Estudo das propriedades estruturais e eletrônicas de cadeias de carbono quasi-unidimensionais

Detalhes bibliográficos
Ano de defesa: 2020
Autor(a) principal: Antunes, Derek Roosel Ribeiro
Orientador(a): Não Informado pela instituição
Banca de defesa: Não Informado pela instituição
Tipo de documento: Dissertação
Tipo de acesso: Acesso aberto
Idioma: por
Instituição de defesa: Universidade Federal de Mato Grosso
Brasil
Instituto de Física (IF)
UFMT CUC - Cuiabá
Programa de Pós-Graduação em Física
Programa de Pós-Graduação: Não Informado pela instituição
Departamento: Não Informado pela instituição
País: Não Informado pela instituição
Palavras-chave em Português:
DFT
Link de acesso: http://ri.ufmt.br/handle/1/5196
Resumo: Elemental Carbon and its different allotropes, including monoatomic carbon chains, have been attracting great attention in scientific research. In view of the importance of materials formed by carbon in both physics and chemistry, in this work we study the structural and electronic properties of quasi-one-dimensional carbon chains using ab initio calculations based on the density functional theory (DFT), the method of plane waves, Norm-Conserving pseudopotential, LDA-CA-PZ and GGA-PBE approximations.

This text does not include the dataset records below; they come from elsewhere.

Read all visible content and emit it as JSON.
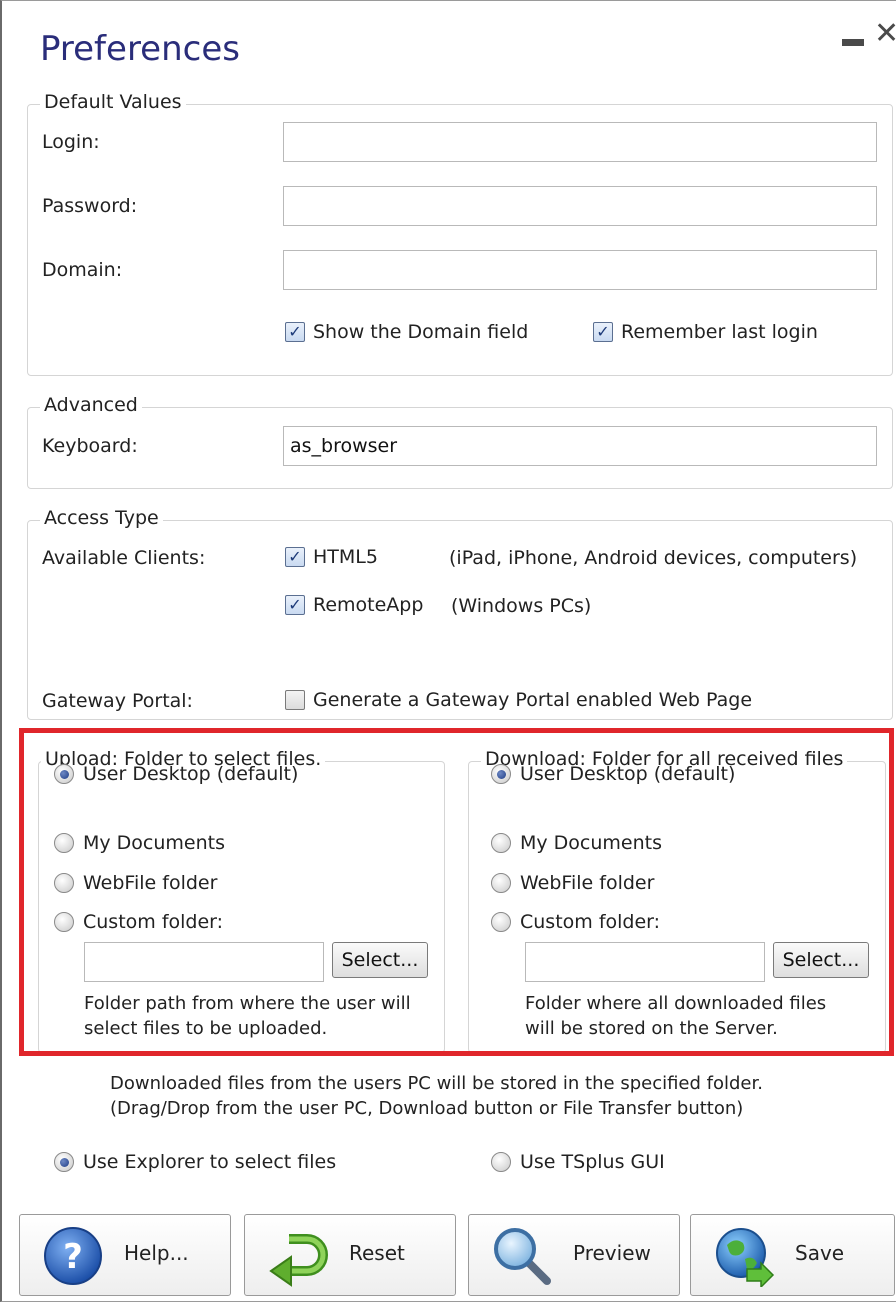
{
  "window": {
    "title": "Preferences"
  },
  "default_values": {
    "legend": "Default Values",
    "login_label": "Login:",
    "login_value": "",
    "password_label": "Password:",
    "password_value": "",
    "domain_label": "Domain:",
    "domain_value": "",
    "show_domain_label": "Show the Domain field",
    "show_domain_checked": true,
    "remember_login_label": "Remember last login",
    "remember_login_checked": true
  },
  "advanced": {
    "legend": "Advanced",
    "keyboard_label": "Keyboard:",
    "keyboard_value": "as_browser"
  },
  "access_type": {
    "legend": "Access Type",
    "available_clients_label": "Available Clients:",
    "html5_label": "HTML5",
    "html5_checked": true,
    "html5_desc": "(iPad, iPhone, Android devices, computers)",
    "remoteapp_label": "RemoteApp",
    "remoteapp_checked": true,
    "remoteapp_desc": "(Windows PCs)",
    "gateway_label": "Gateway Portal:",
    "gateway_option_label": "Generate a Gateway Portal enabled Web Page",
    "gateway_checked": false
  },
  "upload": {
    "legend": "Upload: Folder to select files.",
    "options": [
      "User Desktop (default)",
      "My Documents",
      "WebFile folder",
      "Custom folder:"
    ],
    "selected_index": 0,
    "custom_path": "",
    "select_button": "Select...",
    "note_line1": "Folder path from where the user will",
    "note_line2": "select files to be uploaded."
  },
  "download": {
    "legend": "Download: Folder for all received files",
    "options": [
      "User Desktop (default)",
      "My Documents",
      "WebFile folder",
      "Custom folder:"
    ],
    "selected_index": 0,
    "custom_path": "",
    "select_button": "Select...",
    "note_line1": "Folder where all downloaded files",
    "note_line2": "will be stored on the Server."
  },
  "info": {
    "line1": "Downloaded files from the users PC will be stored in the specified folder.",
    "line2": "(Drag/Drop from the user PC, Download button or File Transfer button)"
  },
  "file_selection": {
    "explorer_label": "Use Explorer to select files",
    "tsplus_label": "Use TSplus GUI",
    "selected": "explorer"
  },
  "buttons": {
    "help": "Help...",
    "reset": "Reset",
    "preview": "Preview",
    "save": "Save"
  },
  "icons": {
    "help": "help-question-icon",
    "reset": "reset-arrow-icon",
    "preview": "magnifier-icon",
    "save": "globe-save-icon"
  },
  "colors": {
    "title": "#2a2d7a",
    "highlight_frame": "#e0262b"
  }
}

The calculations are implemented on CASTEP computacional package. We explore its optimized geometries, its electrical conductivity from the electronic structure and state density. As a by-product of our analysis, we revealed a direct energy gap of 4.185 eV and 4.043 eV for the 1A1C and 2A2C-TRANS structures, respectively, using the GGA funcional. The values found for the energy gap for these systems indicate that the studied structures show the behavior of an insulating material. The calculation of the total energy obtained for the 2A2C-CIS structure showed a higher value than the total energy calculated for the 2A2C-TRANS system, which reveals that the 2A2C-CIS conformation represents a minimum local energy while the 2A2C-TRANS conformation represents a global minimum. The band structure of the systems has energy bands with energy states well located along the paths ΓZ and XΓ. The molecular orbitals occupied with higher energy levels of the 1A1C structure show more localized states, while for the 2A2C-TRANS structure they present more scattered states.